Comets have been known to man since ancient times (at least since Aristotle, around 350BC) and we are currently aware of the existence of some three and a half thousand of them, yet they remain the most elusive and least understood bodies in our solar system.
Almost half of the comets we know about today are what we call
Kreutz Sungrazers believed to be fragments of one large comet that broke up at least 2000 years ago. As of Friday last week, (March 12th, 2010) there was one less as the NASA spacecraft SOHO watched a newly-discovered sungrazer get just a little too close to the Sun. You can see the final moments of this ill-fated comet at the
SOHO movie theater - I recommend selecting image type "LASCO C3" with the start date 2010-03-12 ... you can see the comet move from the bottom left of the image, getting increasingly brighter and more elongated as it approaches the Sun for probably the last time.

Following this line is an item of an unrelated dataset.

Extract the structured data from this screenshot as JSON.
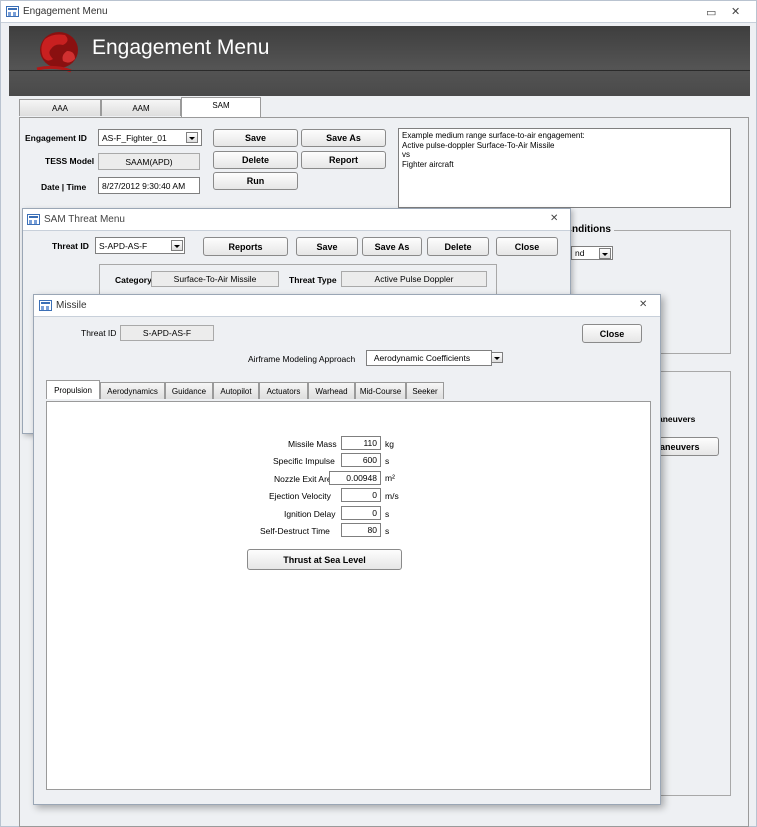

As far as I can tell, though I confess I haven't done much research on the subject, the comet didn't impact the Sun it might at first appear. There were certainly no Hollywood-style explosions on impact. As the comet got too close, the energy from the Sun will have vapourized it. According to
spaceweather.com "several of these fragments pass by the sun and disintegrate every day. Most are too small to see but occasionally a big fragment--like this one--attracts attention."
This year seems to turning out to be a very good one for astronomers interested in comets.
In January this year, an object (named P/2010 A2) was discovered which was initially believed to be a rare asteroid-comet hybrid known as a
main belt comet - and by rare, I mean super-rare. There are some 3,600 known comets, and there are an estimated 1.2 million asteroids 1km across or larger in the main belt, but there are just 4 known main belt comets. But as
astroengine explained nicely it could also have been something even more exciting - the first ever sighting of a collision between two main belt asteroids.
The main asteroid belt is not what you might expect after watching SciFi like Star Trek, where the crew have to navigate between densely packed asteroids regularly bumping off one another. Despite the missions of asteroids in the belt, the average distance between them is still immense, and collisions between main belt bodies with a mean radius of 10 km are expected to occur just once every 10 million years.
Credit:
Reuters/Handout
When impacts do occur, the relative speeds of the asteroids can be quite significantly different. In the case of P/2010 A2 it's possible that a
hypervelocity impact occured - that is to say one in which the relative speeds are different by many km per second, which leads to some very interesting effects on the structures involved.
After photographs were taken with Hubble (see right), this assessment was revised and is indeed now considered to be the first sighting of a collision between two main belt asteroids.
Hubble's lead scientist David Jewitt said "The thing that we want to understand is how the asteroids smash into each other and destroy each other. It might help us understand even how to destroy an asteroid and prevent one from hitting us."
And some time today, the ESA Rosetta spacecraft will be taking photographs of P/2010 A2 with its OSIRIS cameras. While OSIRIS is not as powerful as Hubble, Rosetta is currently on its way towards the main belt where it will perform a flyby of the asteroid Lutetia on July 10th later this year, before continuing further out and ultimately rendezvousing with the comet 67P Churyumov-Gerasimenko in 2014. Rosetta has just passed the orbit of Mars, and is about 150 million km away from P/2010 A2 right now - a very long distance, the same distance as the Sun is from the Earth, but also much closer than the Earth (and Hubble) - 80 million km closer, to be precise. In fact, this distance is some 6 million km less than the closest distance the Earth and P/2010 A2 will ever be. Combining this relative closeness with the benefits of being able to take images from a different angle, should hopefully make these images extremely useful to scientists in putting together the pieces of this fascinating event (sorry, bad pun).